Дорис начала засыпать почти сразу. Она зевала, и глаза у нее слипались. Рей подхватил ее на руки, и она привалилась к его плечу, обхватив за шею маленькими ручками. Грейс встала, и все трое пошли в спальню.
Ричард сидел за столом, пока мать ходила сказать им последнее прости. Он сидел, глядя на белую скатерть и остатки ужина.
Вернувшись, мать ему улыбнулась.
– Помоги мне убрать, – попросила она.
– Помочь. – начал он.
Затем замолк. Какая разница, чем теперь заниматься?
Он стоял вместе с ней посреди залитой багровым светом кухни и, ощущая абсолютную нереальность происходящего, вытирал тарелки, которыми никто уже не будет пользоваться, а потом убирал их в буфет, от которого спустя несколько часов ничего не останется.
Он все еще думал о Рее и Грейс в спальне. Наконец он вышел из кухни, не сказав ни слова и не оглянувшись. Открыл дверь и заглянул в спальню. Он долго смотрел на них. Затем снова закрыл дверь и медленно потащился обратно в кухню. Посмотрел на мать:
– Они.
– Все хорошо, – сказала она.
– Почему ты им ничего не сказала? – спросил он. – Как же ты позволила им сделать это, ничего не сказав?
– Ричард, – ответила она, – в эти дни каждый сам выбирает свой путь. Никто не вправе говорить другим, что им следует делать. Дорис их ребенок.
– А я твой?..
– Ты уже больше не ребенок, – сказала она.
Он закончил вытирать тарелки, пальцы у него онемели и дрожали.
– Мама, вчера. – начал он.
– Мне это не важно, – сказала она.
– Но.
– Это не имеет значения, – сказала она. – Эта часть пути подходит к концу.
Вот оно, подумал он почти с болью. Эта часть пути. Вот теперь она заговорит о жизни после смерти, о небесах, о награде за добродетель и о неотвратимом наказании за грехи.
Она сказала:
– Пойдем посидим на крылечке.
Он не понял. Они прошли вместе через притихший дом. Ричард сел рядом с ней на ступеньки крыльца и задумался. Я никогда больше не увижу Грейс. И Дорис. И Нормана, Спенсера, Мэри, вообще никого.
Он не мог вместить в себя все это. Это было слишком. Все, что он мог сделать, – это сидеть неподвижно, как бревно, и смотреть на красное небо и громадное солнце, готовое их поглотить. Он даже не мог уже бояться. Страхи притупились от бесконечных самоповторений.
– Мам, – спросил он через некоторое время, – а почему. почему ты не говоришь со мной о вере? Я же знаю, что тебе хочется.

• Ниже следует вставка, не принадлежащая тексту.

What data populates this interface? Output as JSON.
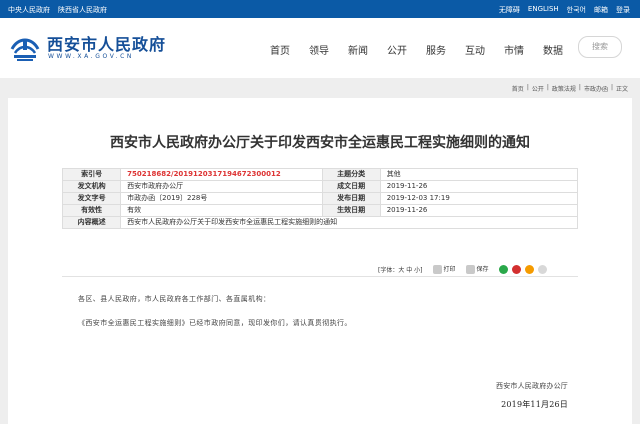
{
  "topbar": {
    "left": [
      "中央人民政府",
      "陕西省人民政府"
    ],
    "right": [
      "无障碍",
      "ENGLISH",
      "한국어",
      "邮箱",
      "登录"
    ]
  },
  "header": {
    "site_name": "西安市人民政府",
    "site_domain": "WWW.XA.GOV.CN",
    "nav": [
      "首页",
      "领导",
      "新闻",
      "公开",
      "服务",
      "互动",
      "市情",
      "数据"
    ],
    "search_placeholder": "搜索"
  },
  "breadcrumb": [
    "首页",
    "|",
    "公开",
    "|",
    "政策法规",
    "|",
    "市政办函",
    "|",
    "正文"
  ],
  "article": {
    "title": "西安市人民政府办公厅关于印发西安市全运惠民工程实施细则的通知",
    "meta": {
      "index_no_label": "索引号",
      "index_no": "750218682/2019120317194672300012",
      "topic_label": "主题分类",
      "topic": "其他",
      "issuer_label": "发文机构",
      "issuer": "西安市政府办公厅",
      "created_label": "成文日期",
      "created": "2019-11-26",
      "doc_no_label": "发文字号",
      "doc_no": "市政办函〔2019〕228号",
      "published_label": "发布日期",
      "published": "2019-12-03 17:19",
      "valid_label": "有效性",
      "valid": "有效",
      "effective_label": "生效日期",
      "effective": "2019-11-26",
      "summary_label": "内容概述",
      "summary": "西安市人民政府办公厅关于印发西安市全运惠民工程实施细则的通知"
    },
    "tools": {
      "font_size": "[字体：大 中 小]",
      "print": "打印",
      "save": "保存"
    },
    "body": {
      "p1": "各区、县人民政府，市人民政府各工作部门、各直属机构：",
      "p2": "《西安市全运惠民工程实施细则》已经市政府同意，现印发你们，请认真贯彻执行。"
    },
    "signature": {
      "org": "西安市人民政府办公厅",
      "date": "2019年11月26日"
    }
  }
}
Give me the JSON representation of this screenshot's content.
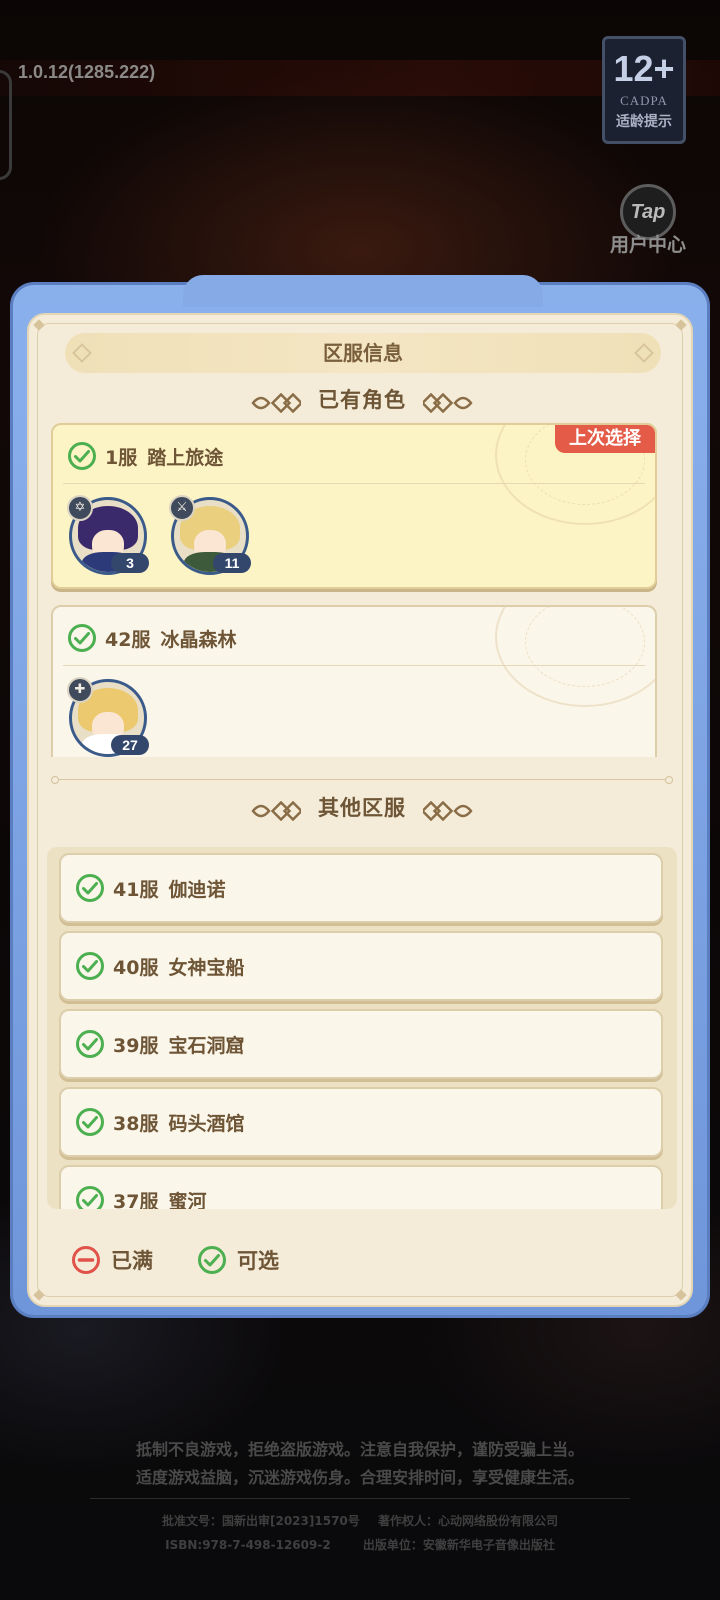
{
  "app": {
    "version": "1.0.12(1285.222)",
    "age_rating": {
      "age": "12+",
      "org": "CADPA",
      "hint": "适龄提示"
    },
    "user_center": {
      "icon": "Tap",
      "label": "用户中心"
    }
  },
  "dialog": {
    "title": "区服信息",
    "owned_section_title": "已有角色",
    "others_section_title": "其他区服",
    "owned_servers": [
      {
        "number": "1服",
        "name": "踏上旅途",
        "badge": "上次选择",
        "characters": [
          {
            "class_icon": "star-class-icon",
            "level": "3"
          },
          {
            "class_icon": "sword-class-icon",
            "level": "11"
          }
        ]
      },
      {
        "number": "42服",
        "name": "冰晶森林",
        "characters": [
          {
            "class_icon": "cross-class-icon",
            "level": "27"
          }
        ]
      }
    ],
    "other_servers": [
      {
        "number": "41服",
        "name": "伽迪诺"
      },
      {
        "number": "40服",
        "name": "女神宝船"
      },
      {
        "number": "39服",
        "name": "宝石洞窟"
      },
      {
        "number": "38服",
        "name": "码头酒馆"
      },
      {
        "number": "37服",
        "name": "蜜河"
      }
    ],
    "legend": {
      "full": "已满",
      "available": "可选"
    }
  },
  "footer": {
    "warning_line1": "抵制不良游戏，拒绝盗版游戏。注意自我保护，谨防受骗上当。",
    "warning_line2": "适度游戏益脑，沉迷游戏伤身。合理安排时间，享受健康生活。",
    "approval": "批准文号：国新出审[2023]1570号",
    "copyright": "著作权人：心动网络股份有限公司",
    "isbn": "ISBN:978-7-498-12609-2",
    "publisher": "出版单位：安徽新华电子音像出版社"
  },
  "colors": {
    "modal_blue": "#7ea4e4",
    "panel_cream": "#f4ecd8",
    "available_green": "#4caf50",
    "full_red": "#e0524a",
    "badge_red": "#e45b48"
  }
}
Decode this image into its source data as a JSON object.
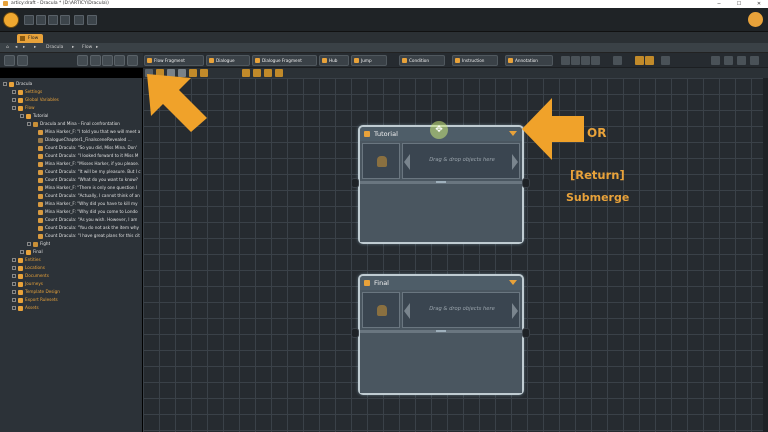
{
  "window": {
    "title": "articy:draft - Dracula * (D:\\ARTICY\\Dracula\\)",
    "minimize": "─",
    "maximize": "☐",
    "close": "✕"
  },
  "tabs": [
    {
      "label": "Flow"
    }
  ],
  "breadcrumb": {
    "home": "⌂",
    "back": "◂",
    "forward": "▸",
    "sep1": "▸",
    "project": "Dracula",
    "sep2": "▸",
    "current": "Flow",
    "sep3": "▸"
  },
  "ribbon": {
    "buttons": [
      {
        "label": "Flow Fragment"
      },
      {
        "label": "Dialogue"
      },
      {
        "label": "Dialogue Fragment"
      },
      {
        "label": "Hub"
      },
      {
        "label": "Jump"
      },
      {
        "label": "Condition"
      },
      {
        "label": "Instruction"
      },
      {
        "label": "Annotation"
      }
    ]
  },
  "tree": {
    "items": [
      {
        "label": "Dracula",
        "color": "white",
        "indent": 0
      },
      {
        "label": "Settings",
        "color": "orange",
        "indent": 1
      },
      {
        "label": "Global Variables",
        "color": "orange",
        "indent": 1
      },
      {
        "label": "Flow",
        "color": "orange",
        "indent": 1
      },
      {
        "label": "Tutorial",
        "color": "white",
        "indent": 2
      },
      {
        "label": "Dracula and Mina - Final confrontation",
        "color": "white",
        "indent": 3
      },
      {
        "label": "Mina Harker_F: \"I told you that we will meet a",
        "color": "white",
        "indent": 4
      },
      {
        "label": "DialogueChapter1_FinalsceneRevealed ...",
        "color": "white",
        "indent": 4
      },
      {
        "label": "Count Dracula: \"So you did, Miss Mina. Don'",
        "color": "white",
        "indent": 4
      },
      {
        "label": "Count Dracula: \"I looked forward to it Miss M",
        "color": "white",
        "indent": 4
      },
      {
        "label": "Mina Harker_F: \"Misses Harker, if you please.",
        "color": "white",
        "indent": 4
      },
      {
        "label": "Count Dracula: \"It will be my pleasure. But I c",
        "color": "white",
        "indent": 4
      },
      {
        "label": "Count Dracula: \"What do you want to know?",
        "color": "white",
        "indent": 4
      },
      {
        "label": "Mina Harker_F: \"There is only one question I",
        "color": "white",
        "indent": 4
      },
      {
        "label": "Count Dracula: \"Actually, I cannot think of an",
        "color": "white",
        "indent": 4
      },
      {
        "label": "Mina Harker_F: \"Why did you have to kill my",
        "color": "white",
        "indent": 4
      },
      {
        "label": "Mina Harker_F: \"Why did you come to Londo",
        "color": "white",
        "indent": 4
      },
      {
        "label": "Count Dracula: \"As you wish. However, I am",
        "color": "white",
        "indent": 4
      },
      {
        "label": "Count Dracula: \"You do not ask the item why",
        "color": "white",
        "indent": 4
      },
      {
        "label": "Count Dracula: \"I have great plans for this cit",
        "color": "white",
        "indent": 4
      },
      {
        "label": "Fight",
        "color": "white",
        "indent": 3
      },
      {
        "label": "Final",
        "color": "white",
        "indent": 2
      },
      {
        "label": "Entities",
        "color": "orange",
        "indent": 1
      },
      {
        "label": "Locations",
        "color": "orange",
        "indent": 1
      },
      {
        "label": "Documents",
        "color": "orange",
        "indent": 1
      },
      {
        "label": "Journeys",
        "color": "orange",
        "indent": 1
      },
      {
        "label": "Template Design",
        "color": "orange",
        "indent": 1
      },
      {
        "label": "Export Rulesets",
        "color": "orange",
        "indent": 1
      },
      {
        "label": "Assets",
        "color": "orange",
        "indent": 1
      }
    ]
  },
  "nodes": {
    "tutorial": {
      "title": "Tutorial",
      "drop_hint": "Drag & drop objects here"
    },
    "final": {
      "title": "Final",
      "drop_hint": "Drag & drop objects here"
    }
  },
  "annotations": {
    "or": "OR",
    "return": "[Return]",
    "submerge": "Submerge"
  },
  "colors": {
    "accent": "#e8a23a",
    "canvas": "#262b30",
    "node_border": "#c0ccd2"
  }
}
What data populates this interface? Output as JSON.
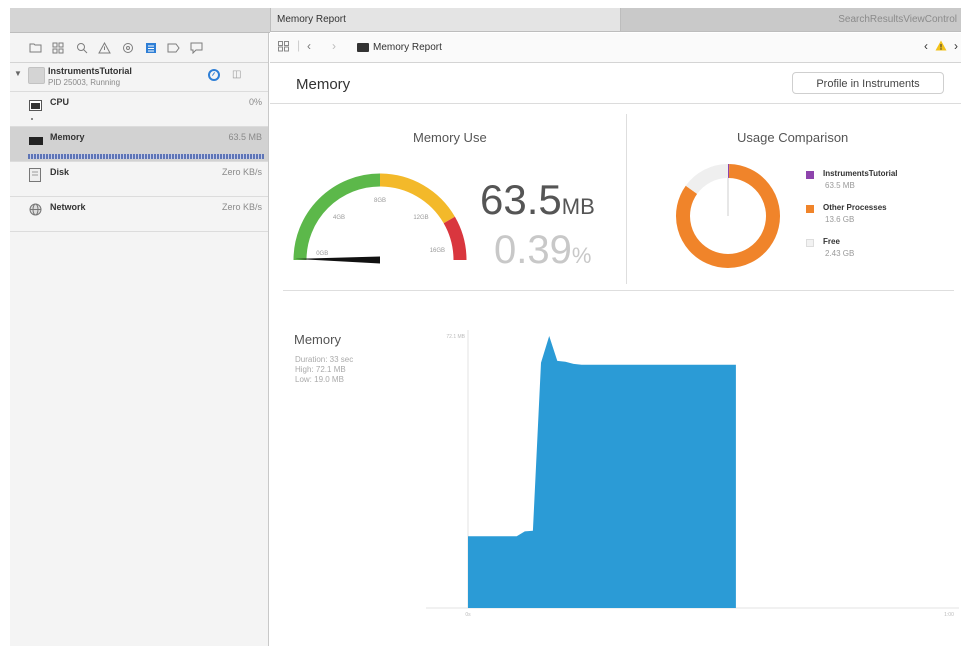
{
  "tabs": {
    "active": "Memory Report",
    "inactive": "SearchResultsViewControl"
  },
  "navigator": {
    "toolbar_icons": [
      "folder-icon",
      "symbol-icon",
      "search-icon",
      "warning-icon",
      "test-icon",
      "debug-icon",
      "breakpoint-icon",
      "log-icon"
    ],
    "process": {
      "name": "InstrumentsTutorial",
      "status": "PID 25003, Running"
    },
    "gauges": [
      {
        "label": "CPU",
        "value": "0%"
      },
      {
        "label": "Memory",
        "value": "63.5 MB"
      },
      {
        "label": "Disk",
        "value": "Zero KB/s"
      },
      {
        "label": "Network",
        "value": "Zero KB/s"
      }
    ]
  },
  "jumpbar": {
    "crumb": "Memory Report"
  },
  "report": {
    "title": "Memory",
    "profile_button": "Profile in Instruments"
  },
  "memory_use": {
    "title": "Memory Use",
    "value": "63.5",
    "value_unit": "MB",
    "percent": "0.39",
    "percent_unit": "%",
    "gauge_ticks": [
      "0GB",
      "4GB",
      "8GB",
      "12GB",
      "16GB"
    ],
    "gauge_fraction": 0.004,
    "colors": {
      "green": "#5cb84a",
      "yellow": "#f3b92a",
      "red": "#d9363e"
    }
  },
  "usage_comparison": {
    "title": "Usage Comparison",
    "legend": [
      {
        "name": "InstrumentsTutorial",
        "value": "63.5 MB",
        "color": "#8e44ad"
      },
      {
        "name": "Other Processes",
        "value": "13.6 GB",
        "color": "#f0842a"
      },
      {
        "name": "Free",
        "value": "2.43 GB",
        "color": "#efefef"
      }
    ]
  },
  "memory_chart": {
    "label": "Memory",
    "duration": "Duration: 33 sec",
    "high": "High: 72.1 MB",
    "low": "Low: 19.0 MB"
  },
  "chart_data": [
    {
      "type": "pie",
      "title": "Usage Comparison",
      "labels": [
        "InstrumentsTutorial",
        "Other Processes",
        "Free"
      ],
      "values": [
        0.0635,
        13.6,
        2.43
      ],
      "units": "GB",
      "colors": [
        "#8e44ad",
        "#f0842a",
        "#efefef"
      ]
    },
    {
      "type": "area",
      "title": "Memory",
      "ytick_label": "72.1 MB",
      "xtick_labels": [
        "0s",
        "1:00"
      ],
      "x": [
        0,
        6,
        7,
        8,
        9,
        10,
        11,
        12,
        13,
        14,
        15,
        33
      ],
      "y": [
        19.0,
        19.0,
        20.3,
        20.5,
        65.0,
        72.1,
        65.5,
        65.3,
        64.7,
        64.5,
        64.5,
        64.5
      ],
      "xlim": [
        0,
        60
      ],
      "ylim": [
        0,
        72.1
      ],
      "color": "#2b9bd6"
    }
  ]
}
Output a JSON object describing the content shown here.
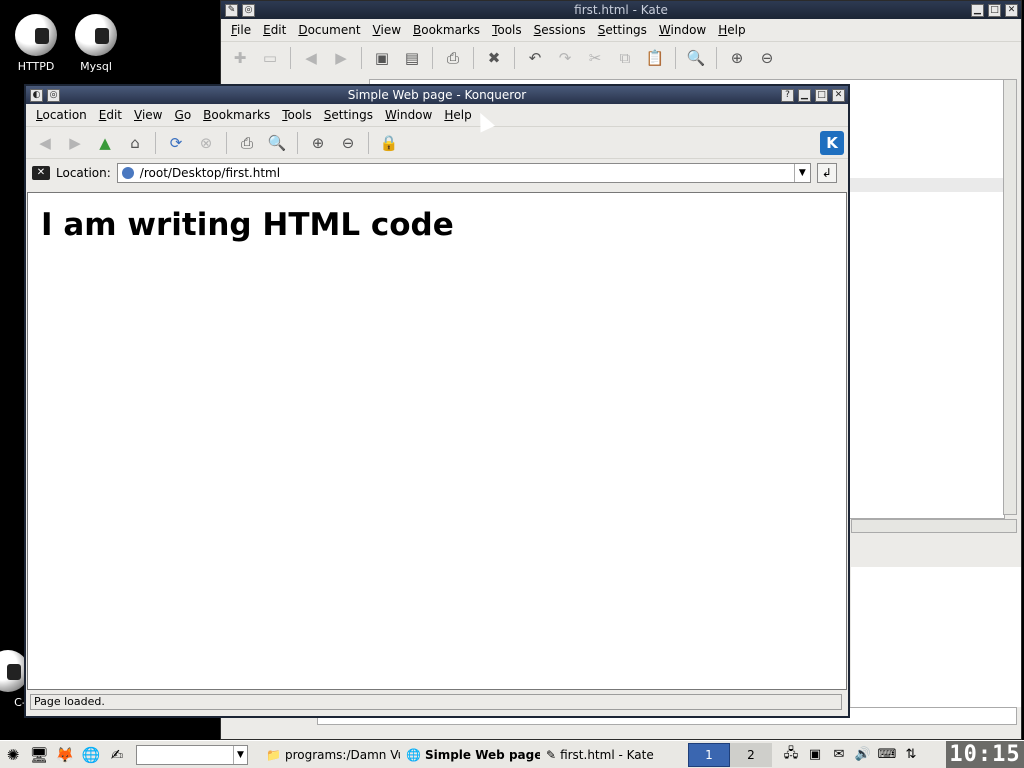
{
  "desktop": {
    "icons": [
      {
        "label": "HTTPD"
      },
      {
        "label": "Mysql"
      },
      {
        "label": "C-"
      }
    ]
  },
  "kate": {
    "title": "first.html - Kate",
    "menu": [
      "File",
      "Edit",
      "Document",
      "View",
      "Bookmarks",
      "Tools",
      "Sessions",
      "Settings",
      "Window",
      "Help"
    ]
  },
  "konqueror": {
    "title": "Simple Web page - Konqueror",
    "menu": [
      "Location",
      "Edit",
      "View",
      "Go",
      "Bookmarks",
      "Tools",
      "Settings",
      "Window",
      "Help"
    ],
    "location_label": "Location:",
    "location_value": "/root/Desktop/first.html",
    "page_heading": "I am writing HTML code",
    "status": "Page loaded."
  },
  "taskbar": {
    "tasks": [
      {
        "label": "programs:/Damn Vuln"
      },
      {
        "label": "Simple Web page -"
      },
      {
        "label": "first.html - Kate"
      }
    ],
    "pager": [
      "1",
      "2"
    ],
    "clock": "10:15"
  }
}
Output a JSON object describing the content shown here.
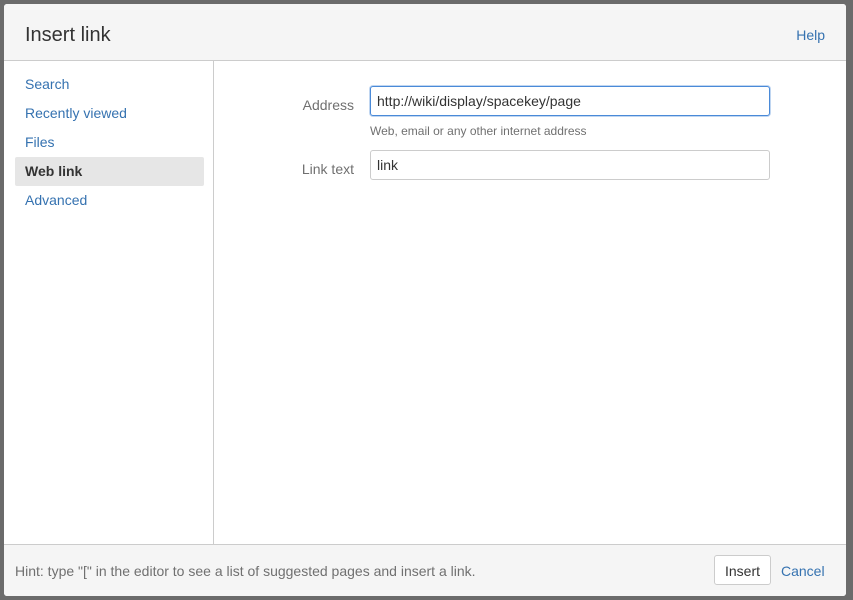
{
  "dialog": {
    "title": "Insert link",
    "help_label": "Help"
  },
  "sidebar": {
    "items": [
      {
        "label": "Search"
      },
      {
        "label": "Recently viewed"
      },
      {
        "label": "Files"
      },
      {
        "label": "Web link",
        "active": true
      },
      {
        "label": "Advanced"
      }
    ]
  },
  "form": {
    "address": {
      "label": "Address",
      "value": "http://wiki/display/spacekey/page",
      "description": "Web, email or any other internet address"
    },
    "link_text": {
      "label": "Link text",
      "value": "link"
    }
  },
  "footer": {
    "hint": "Hint: type \"[\" in the editor to see a list of suggested pages and insert a link.",
    "insert_label": "Insert",
    "cancel_label": "Cancel"
  },
  "colors": {
    "link": "#3572b0",
    "focus_border": "#4a8ad8",
    "active_nav_bg": "#e6e6e6"
  }
}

Она посмотрела на него, ее лицо было очень ласковым в этом багровом свечении.
– Я не имею права, милый, – сказала она. – Я знаю, что мы будем вместе, когда это закончится. Ты не обязан в это верить. Я буду верить за нас обоих.
И это все, что она сказала. Он смотрел на нее, поражаясь ее убежденности и ее силе.
– Если ты хочешь принять свои таблетки, – сказала она, – ничего страшного. Ты можешь заснуть у меня на коленях.
Он ощутил, как его пробирает дрожь.
– И ты не станешь протестовать?
– Я хочу, чтобы ты сделал то, что считаешь нужным.
Он не знал, что ему делать, пока не представил, как она сидит здесь одна, дожидаясь конца света.